Separating the "checking for things that might be wrong" into the lint program keeps the C compiler simple and easy to port to a new computer. The lint program was naturally a portable text-processing application. While there is some initial overlap between a lint program and a compiler, over time, there is quite distinct research and expertise in "how to lint" versus "how to compile". Modern lint programs look at programs in far more detail than most compilers. Separating the concerns of lint and the C compiler, also allowed lint programs to use more memory, and take more time to execute than compilers. Since the typical developer might use the compiler many times per day and run lint less often it was nice for the compiler to run quickly and make light use of computer resources.

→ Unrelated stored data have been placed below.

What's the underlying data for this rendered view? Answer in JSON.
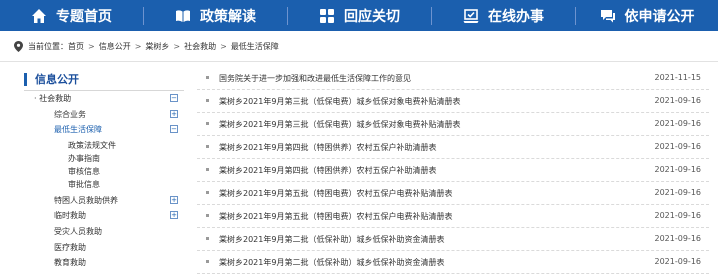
{
  "nav": {
    "items": [
      {
        "label": "专题首页",
        "icon": "home-icon"
      },
      {
        "label": "政策解读",
        "icon": "open-book-icon"
      },
      {
        "label": "回应关切",
        "icon": "grid-icon"
      },
      {
        "label": "在线办事",
        "icon": "laptop-check-icon"
      },
      {
        "label": "依申请公开",
        "icon": "chat-icon"
      }
    ]
  },
  "breadcrumb": {
    "prefix": "当前位置：",
    "items": [
      "首页",
      "信息公开",
      "棠树乡",
      "社会救助",
      "最低生活保障"
    ],
    "separator": ">"
  },
  "sidebar": {
    "title": "信息公开",
    "items": [
      {
        "label": "· 社会救助",
        "toggle": "−"
      },
      {
        "label": "综合业务",
        "toggle": "+"
      },
      {
        "label": "最低生活保障",
        "toggle": "−"
      },
      {
        "label": "政策法规文件"
      },
      {
        "label": "办事指南"
      },
      {
        "label": "审核信息"
      },
      {
        "label": "审批信息"
      },
      {
        "label": "特困人员救助供养",
        "toggle": "+"
      },
      {
        "label": "临时救助",
        "toggle": "+"
      },
      {
        "label": "受灾人员救助"
      },
      {
        "label": "医疗救助"
      },
      {
        "label": "教育救助"
      }
    ]
  },
  "articles": [
    {
      "title": "国务院关于进一步加强和改进最低生活保障工作的意见",
      "date": "2021-11-15"
    },
    {
      "title": "棠树乡2021年9月第三批（低保电费）城乡低保对象电费补贴清册表",
      "date": "2021-09-16"
    },
    {
      "title": "棠树乡2021年9月第三批（低保电费）城乡低保对象电费补贴清册表",
      "date": "2021-09-16"
    },
    {
      "title": "棠树乡2021年9月第四批（特困供养）农村五保户补助清册表",
      "date": "2021-09-16"
    },
    {
      "title": "棠树乡2021年9月第四批（特困供养）农村五保户补助清册表",
      "date": "2021-09-16"
    },
    {
      "title": "棠树乡2021年9月第五批（特困电费）农村五保户电费补贴清册表",
      "date": "2021-09-16"
    },
    {
      "title": "棠树乡2021年9月第五批（特困电费）农村五保户电费补贴清册表",
      "date": "2021-09-16"
    },
    {
      "title": "棠树乡2021年9月第二批（低保补助）城乡低保补助资金清册表",
      "date": "2021-09-16"
    },
    {
      "title": "棠树乡2021年9月第二批（低保补助）城乡低保补助资金清册表",
      "date": "2021-09-16"
    }
  ]
}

We call this idea of building two smaller programs that each specialize in one task, "separation of concerns" and it is an important principle in Computer Science. By keeping each component simple and focused, we can more easily build, test, and verify each component. UNIX and C showed the benefits of taking a "many small components" approach to solve an overall set of problems.

Finally, C, like any other language, has its blemishes. Some of the operators have the wrong precedence; some parts of the syntax could be better; there are several versions of the language extant, differing in minor ways. Nonetheless, C has proven to be an extremely effective and expressive language for a wide variety of programming applications.

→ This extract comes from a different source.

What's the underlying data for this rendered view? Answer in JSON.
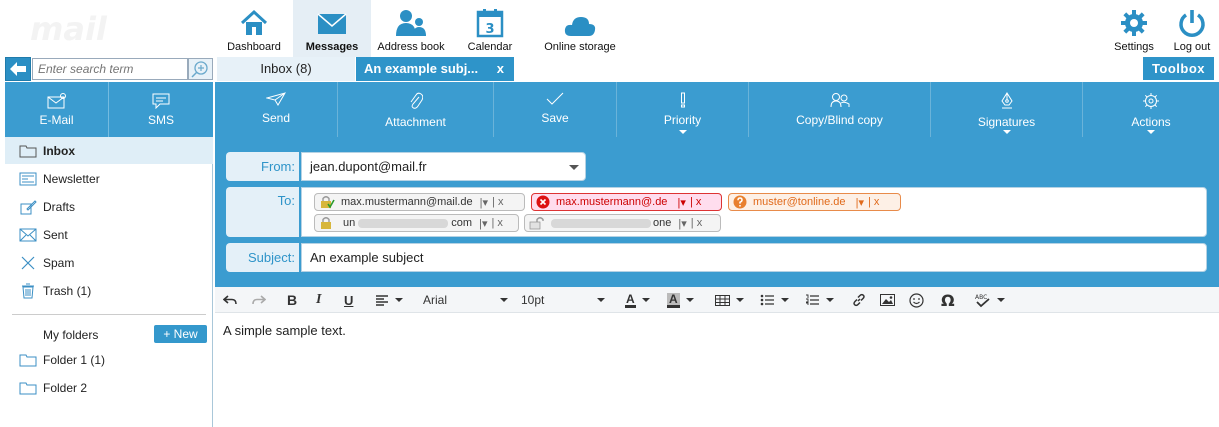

The rest of the book is organized as follows. Chapter 1 is a tutorial introduction to the central part of C. The purpose is to get the reader started as quickly as possible, since we believe strongly that the only way to learn a new language is to write programs in it. The tutorial does assume a working knowledge of the basic elements of programming; there is no explanation of computers, of compilation, nor of the meaning of an expression like n=n+1. Although we have tried where possible to show useful programming techniques, the book is not intended to be a reference work on data structures and algorithms; when forced to a choice, we have concentrated on the language.
Chapters 2 through 6 discuss various aspects of C in more detail, and rather more formally, than does Chapter 1, although the emphasis is still on examples of complete, useful programs, rather than isolated fragments. Chapter 2 deals with the basic data types, operators and expressions. Chapter 3 treats control flow: if-else, while, for, etc. Chapter 4 covers functions and program structure - external variables, scope rules, and so on. Chapter 5 discusses pointers and address arithmetic. Chapter 6 contains the details of structures and unions.
Chapter 7 describes the standard C I/O library, which provides a common interface to the operating system. This I/O library is supported on all machines that support C, so programs which use it for input, output, and other system functions can be moved from one system to another essentially without change.
Chapter 8 describes the interface between C programs and the UNIX operating system, concentrating on input/output, the file system, and portability. Although some of this chapter is UNIX-specific, programmers who are not using a UNIX system should still find useful material here, including some insight into how one version of the standard library is implemented, and suggestions on achieving portable code.

Appendix A contains the C reference manual. This is the "official" statement of the syntax and semantics of C, and (except for one's own compiler) the final arbiter of any ambiguities and omissions from the earlier chapters.

Since C is an evolving language that exists on a variety of systems, some of the material in this book may not correspond to the current state of development for a particular system. We have tried to steer clear of such problems, and to warn of potential difficulties. When in doubt, however, we have generally chosen to describe the PDP-11 UNIX situation, since that is the environment of the majority of C programmers. Appendix A also describes implementation differences on the major C systems.